The fighting on Saturday along a main infiltration route from Pakistan was indicative of a surge in hostilities as Afghanistan’s spring fighting season gets underway.
This year’s is to be closely watched because Afghan forces are having to contend with less support from the international military coalition, making it a test case of their ability to take on the country’s resilient insurgency.
The US-led coalition confirmed that it launched airstrikes in Kunar Province where the deaths occurred, stressing that they were requested by international forces. The coalition said it was assessing the incident, but could not confirm that civilians were killed.
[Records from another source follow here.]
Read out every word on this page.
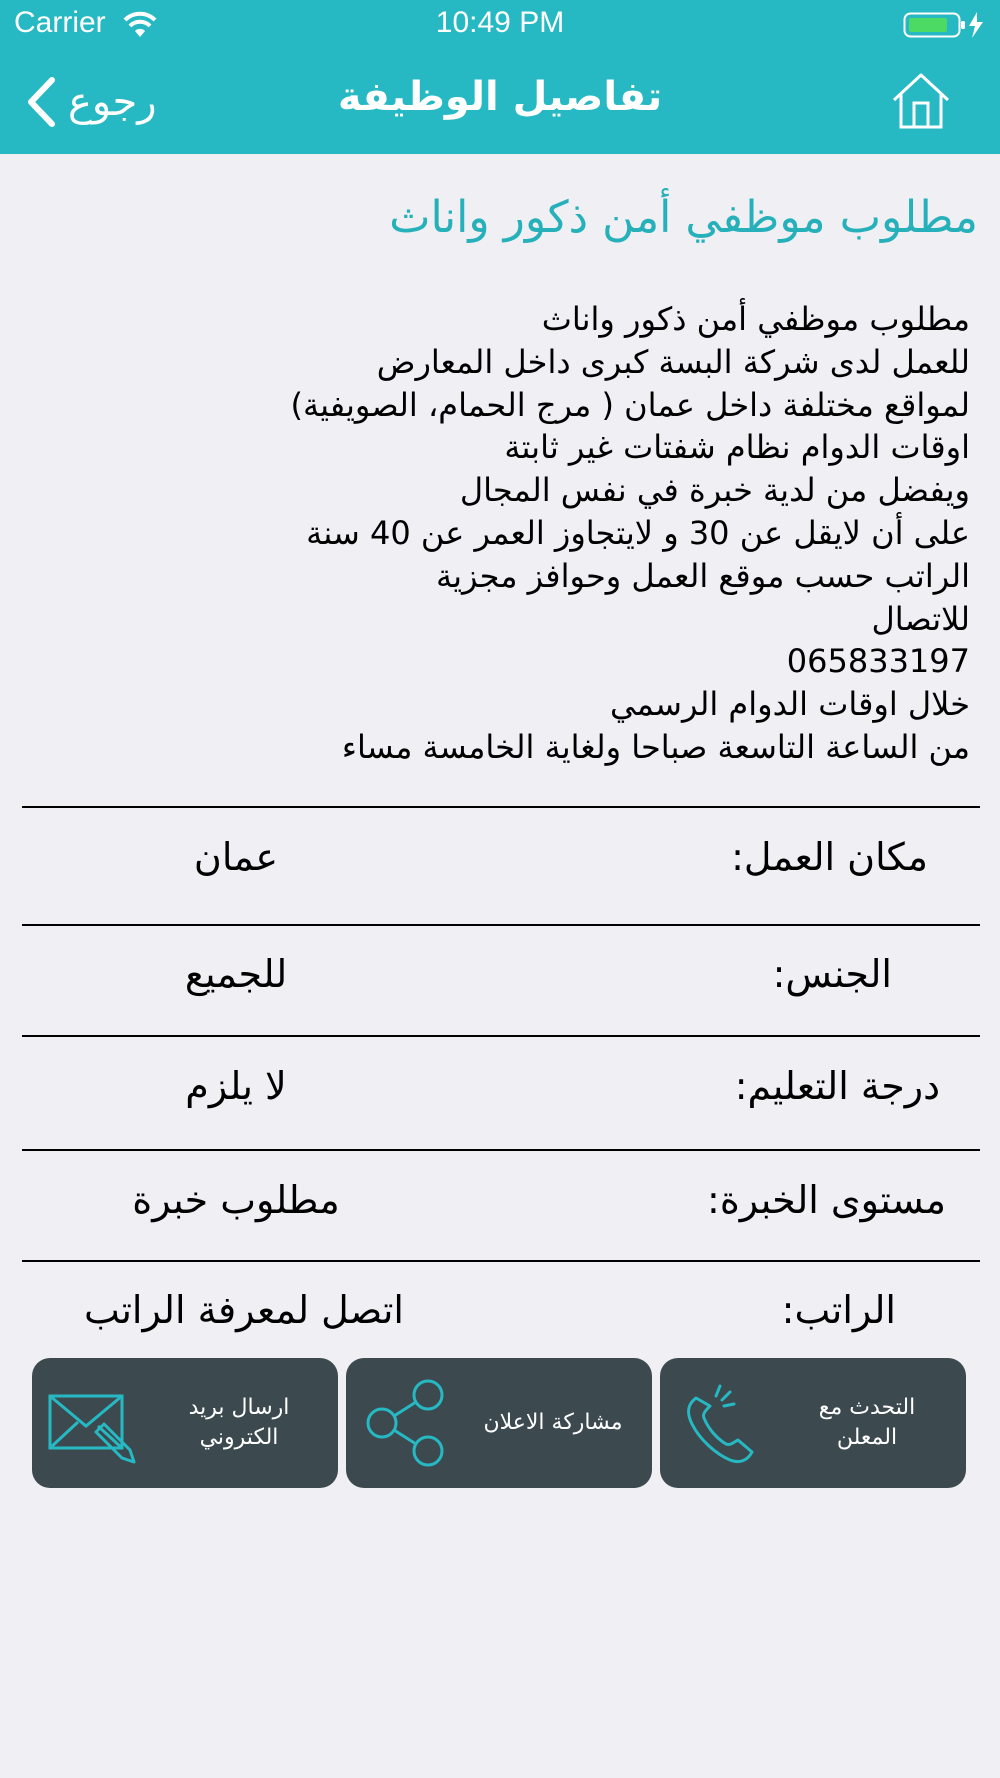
Carrier	10:49 PM
رجوع	تفاصيل الوظيفة
مطلوب موظفي أمن ذكور واناث

مطلوب موظفي أمن ذكور واناث
للعمل لدى شركة البسة كبرى داخل المعارض
لمواقع مختلفة داخل عمان ( مرج الحمام، الصويفية)
اوقات الدوام نظام شفتات غير ثابتة
ويفضل من لدية خبرة في نفس المجال
على أن لايقل عن 30 و لايتجاوز العمر عن 40 سنة
الراتب حسب موقع العمل وحوافز مجزية
للاتصال
065833197
خلال اوقات الدوام الرسمي
من الساعة التاسعة صباحا ولغاية الخامسة مساء

مكان العمل:
عمان
الجنس:
للجميع
درجة التعليم:
لا يلزم
مستوى الخبرة:
مطلوب خبرة
الراتب:
اتصل لمعرفة الراتب
ارسال بريد الكتروني
مشاركة الاعلان
التحدث مع المعلن
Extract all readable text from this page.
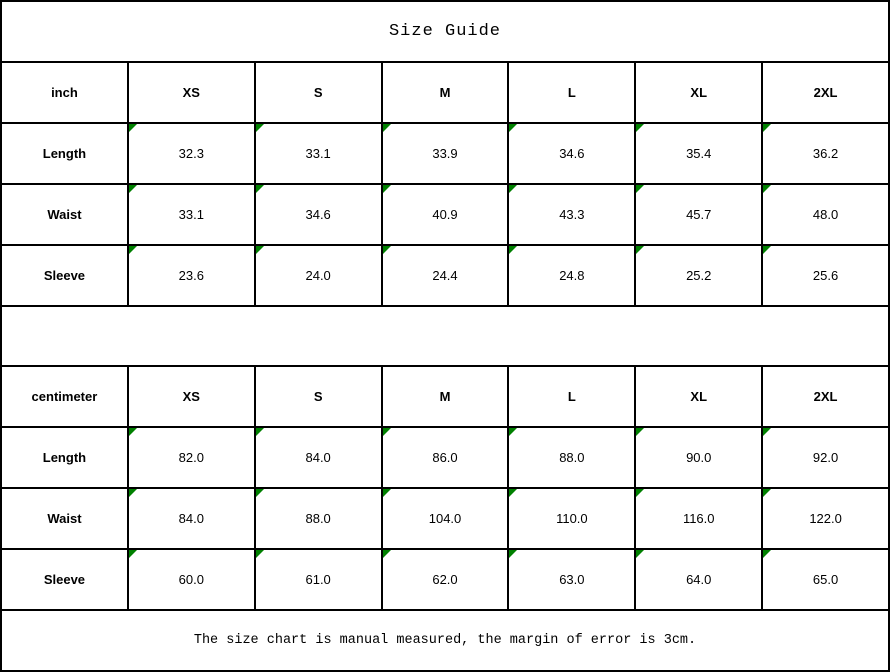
Size Guide
inch	XS	S	M	L	XL	2XL
Length	32.3	33.1	33.9	34.6	35.4	36.2
Waist	33.1	34.6	40.9	43.3	45.7	48.0
Sleeve	23.6	24.0	24.4	24.8	25.2	25.6
centimeter	XS	S	M	L	XL	2XL
Length	82.0	84.0	86.0	88.0	90.0	92.0
Waist	84.0	88.0	104.0	110.0	116.0	122.0
Sleeve	60.0	61.0	62.0	63.0	64.0	65.0
The size chart is manual measured, the margin of error is 3cm.
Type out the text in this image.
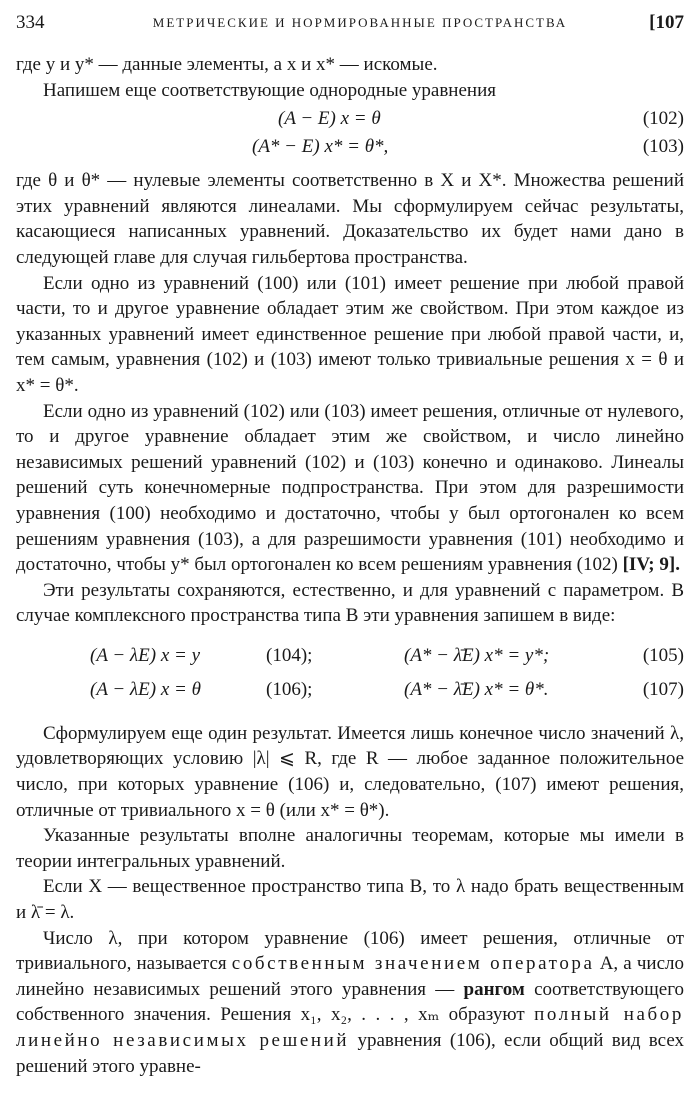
334	МЕТРИЧЕСКИЕ И НОРМИРОВАННЫЕ ПРОСТРАНСТВА	[107

где y и y* — данные элементы, а x и x* — искомые.

Напишем еще соответствующие однородные уравнения

(A − E) x = θ	(102)
(A* − E) x* = θ*,	(103)

где θ и θ* — нулевые элементы соответственно в X и X*. Множества решений этих уравнений являются линеалами. Мы сформулируем сейчас результаты, касающиеся написанных уравнений. Доказательство их будет нами дано в следующей главе для случая гильбертова пространства.

Если одно из уравнений (100) или (101) имеет решение при любой правой части, то и другое уравнение обладает этим же свойством. При этом каждое из указанных уравнений имеет единственное решение при любой правой части, и, тем самым, уравнения (102) и (103) имеют только тривиальные решения x = θ и x* = θ*.

Если одно из уравнений (102) или (103) имеет решения, отличные от нулевого, то и другое уравнение обладает этим же свойством, и число линейно независимых решений уравнений (102) и (103) конечно и одинаково. Линеалы решений суть конечномерные подпространства. При этом для разрешимости уравнения (100) необходимо и достаточно, чтобы y был ортогонален ко всем решениям уравнения (103), а для разрешимости уравнения (101) необходимо и достаточно, чтобы y* был ортогонален ко всем решениям уравнения (102) [IV; 9].

Эти результаты сохраняются, естественно, и для уравнений с параметром. В случае комплексного пространства типа B эти уравнения запишем в виде:

(A − λE) x = y	(104);	(A* − λ̄E) x* = y*;	(105)
(A − λE) x = θ	(106);	(A* − λ̄E) x* = θ*.	(107)

Сформулируем еще один результат. Имеется лишь конечное число значений λ, удовлетворяющих условию |λ| ⩽ R, где R — любое заданное положительное число, при которых уравнение (106) и, следовательно, (107) имеют решения, отличные от тривиального x = θ (или x* = θ*).

Указанные результаты вполне аналогичны теоремам, которые мы имели в теории интегральных уравнений.

Если X — вещественное пространство типа B, то λ надо брать вещественным и λ̄ = λ.

Число λ, при котором уравнение (106) имеет решения, отличные от тривиального, называется собственным значением оператора A, а число линейно независимых решений этого уравнения — рангом соответствующего собственного значения. Решения x₁, x₂, . . . , xₘ образуют полный набор линейно независимых решений уравнения (106), если общий вид всех решений этого уравне-
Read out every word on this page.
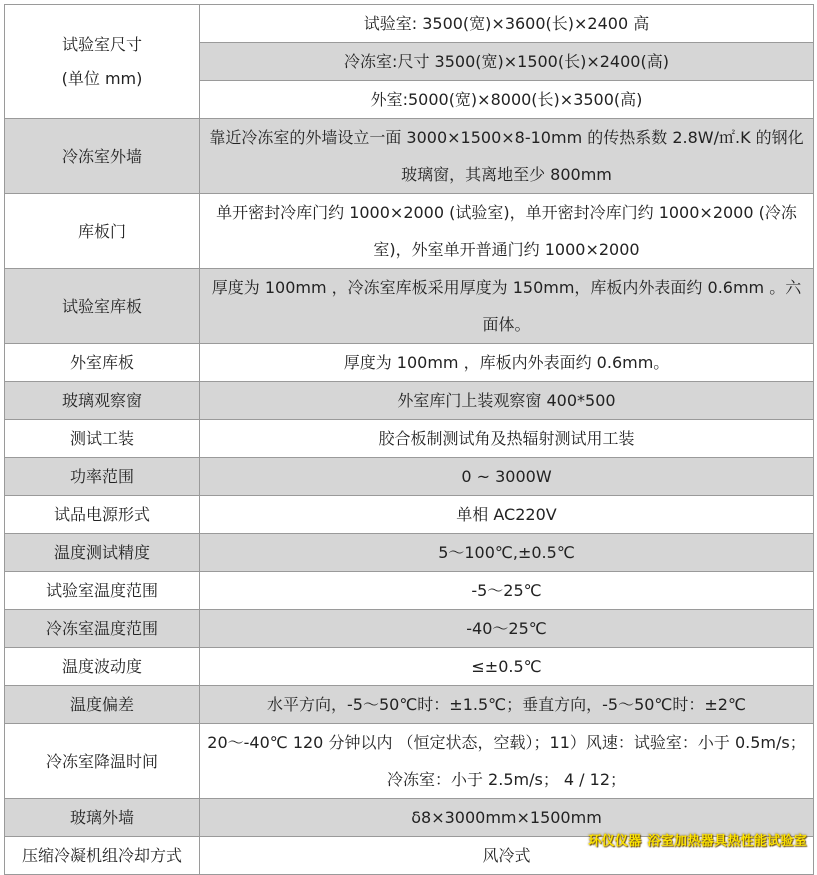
试验室尺寸
(单位 mm)	试验室: 3500(宽)×3600(长)×2400 高
	冷冻室:尺寸 3500(宽)×1500(长)×2400(高)
	外室:5000(宽)×8000(长)×3500(高)
冷冻室外墙	靠近冷冻室的外墙设立一面 3000×1500×8-10mm 的传热系数 2.8W/㎡.K 的钢化玻璃窗，其离地至少 800mm
库板门	单开密封冷库门约 1000×2000 (试验室)，单开密封冷库门约 1000×2000 (冷冻室)，外室单开普通门约 1000×2000
试验室库板	厚度为 100mm ，冷冻室库板采用厚度为 150mm，库板内外表面约 0.6mm 。六面体。
外室库板	厚度为 100mm ，库板内外表面约 0.6mm。
玻璃观察窗	外室库门上装观察窗 400*500
测试工装	胶合板制测试角及热辐射测试用工装
功率范围	0 ~ 3000W
试品电源形式	单相 AC220V
温度测试精度	5～100℃,±0.5℃
试验室温度范围	-5～25℃
冷冻室温度范围	-40～25℃
温度波动度	≤±0.5℃
温度偏差	水平方向，-5～50℃时：±1.5℃；垂直方向，-5～50℃时：±2℃
冷冻室降温时间	20～-40℃ 120 分钟以内 （恒定状态，空载）；11）风速：试验室：小于 0.5m/s；冷冻室：小于 2.5m/s； 4 / 12；
玻璃外墙	δ8×3000mm×1500mm
压缩冷凝机组冷却方式	风冷式
环仪仪器 浴室加热器具热性能试验室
The battle unfolded on Saturday, the same day that a total of six Americans, including three US soldiers, died in violent attacks.
The deaths capped one of the bloodiest weeks of the nearly 12-year-old war. On Wednesday, insurgents ambushed a courthouse in the relatively safe west, killing more than 46 people.
The death of Afghan civilians caught in the crossfire has been a major point of contention between international forces and the Afghan government.
Earlier this year, Afghan President Hamid Karzai banned his troops from requesting coalition airstrikes.
In the latest incident, reporters’ photographs showed villagers gathered for the funerals of the children whose bodies were swaddled in blankets. A garland of flowers adorned the head of a dead baby.
Afghan officials said the airstrike occurred after a joint US-Afghan force faced hours of heavy gunfire from militants. The joint force was conducting an operation targeting a senior Taliban leader that began at about midnight on Friday in the Shultan area of Kunar’s Shigal District, according to tribal elder Gul Pasha, who also is the chief of the local council.